Leisa D. Meyer in the Journal of Southern History praised the book's discussion of individuals and events in a manner that "persuasively and compellingly demonstrates how citizens at the local level became the critical vector and source for the successful litigation of Lawrence and Garner", but also criticized Phelps' lack of attention to how the queer activist groups were composed and how this personal makeup affected their actions. She points out that the "greatest weakness" of the book is how it largely avoids addressing factors beyond sexuality that majorly impacted applications of Texas' anti-LGBT laws, including how specific sexualities were "racialized and gendered and classed" by conservatives in their rhetoric. Complimenting the "exhaustively researched legal and political analysis" the book represents, the Southwestern Historical Quarterlys La Shonda Mims acknowledges the worth that such an investigation gives to modern history and what it offers to "future researchers who should build on the issues of race and the queer past in Texas".

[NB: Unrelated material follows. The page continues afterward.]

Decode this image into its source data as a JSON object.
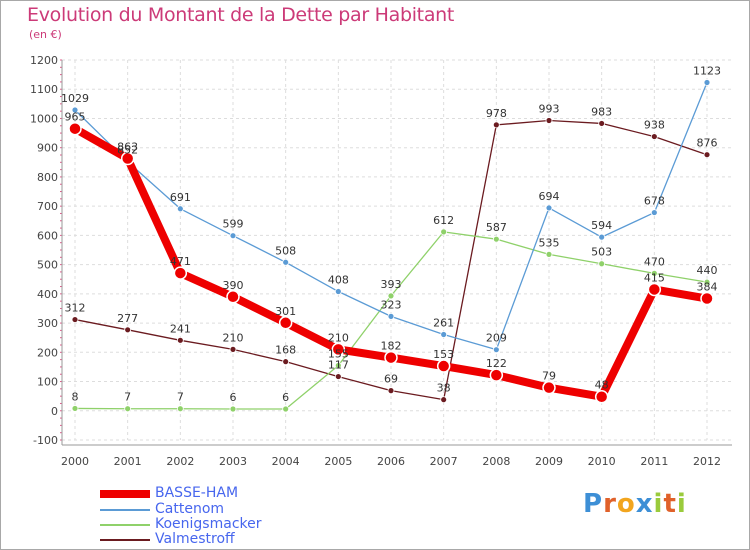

Publishers Weekly called the book "scholarly yet accessible" for its ability to explain the events leading up to Lawrence v. Texas that shows the growing activist action throughout the decades. The Historians Sofia Paschero considered Before Lawrence v. Texas a "significant historical contribution to United States queer history" with its ability to break down multiple legal cases in an understandable and compelling manner, though wished the Conclusion section had been its own full chapter with more detail on ongoing importance of the case.

==Awards==
The 2024 Coral Horton Tullis Memorial Prize was awarded to Before Lawrence v. Texas by the Texas State Historical Association in the category of "Best Book on Texas History". For an honorable mention award, the Philosophical Society of Texas included the book in their 2024 Kempner Family Book Prize in the nonfiction category.